Conséquences : lorsqu’un promoteur-constructeur monte aujourd’hui un programme, il n’est pas rare que l’immeuble soit déjà vendu à 90 %, ses fondations à peine sorties de terre, alors qu’au cœur de la crise immobilière des années 90, il démarrait la construction avec 20 % de ventes en poche. L’acquéreur, lui, a rarement la possibilité de voir ce qu’il achète : il faut se lancer au vu d’un simple plan, assorti d’une maquette en trois dimensions présentant l’immeuble déjà achevé, avec le terrain aménagé et arboré. Et il s’écoule généralement de douze à dix-huit mois entre la visite de l’appartement ou de la maison témoin et la livraison du logement, période pendant laquelle il paie pour voir (voir plus loin l’échelonnement des paiements). Fort heureusement, la vente sur “plans” est minutieusement réglementée et chaque étape de la vente dite “en l’état futur d’achèvement” est strictement encadrée par la loi, notamment dans le sens d’une protection financière du consommateur.
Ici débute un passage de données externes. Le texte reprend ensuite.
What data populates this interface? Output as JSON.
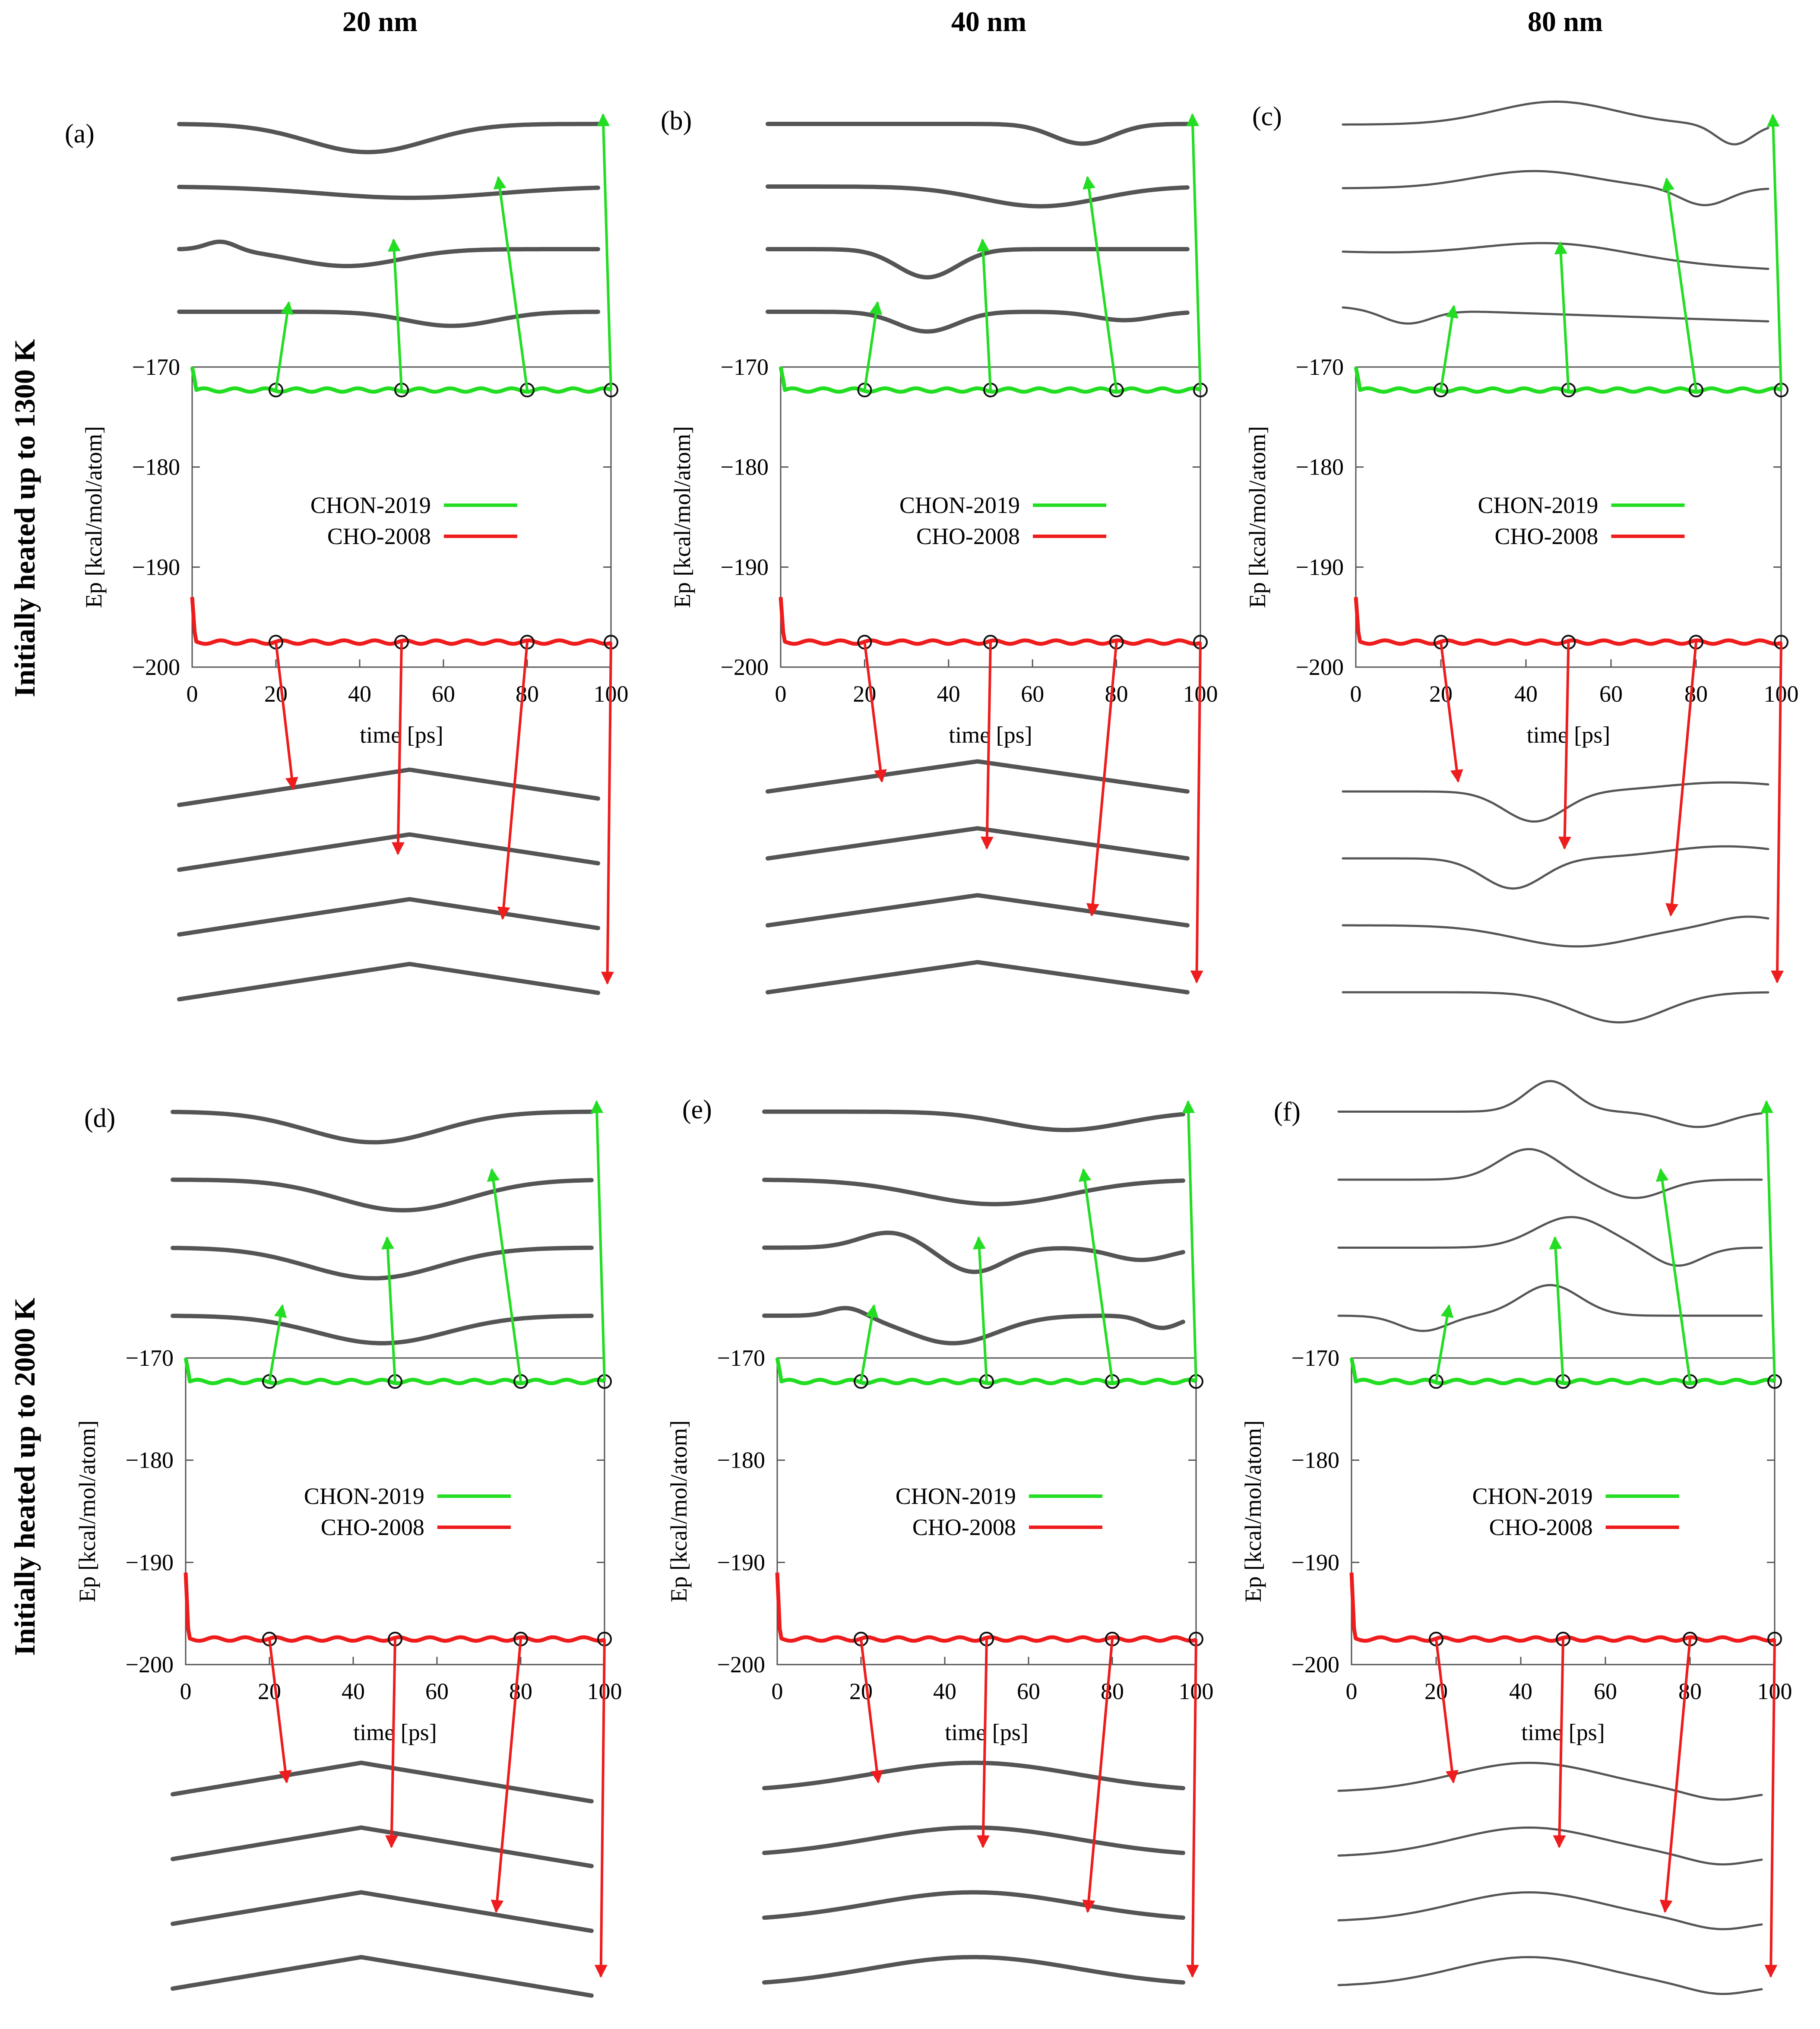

Mais acheter sur plans n’est pas sans risque, et les surprises désagréables à l’arrivée, même si elles n’ont pas toutes le même caractère de gravité, sont fréquentes : retard de livraison, malfaçons, renchérissement du prix… Prenez vos précautions en connaissant vos droits. Si vous voulez acquérir un logement “sur plans”, c’est-à-dire qui n’est pas encore construit, votre vendeur sera un promoteur-constructeur.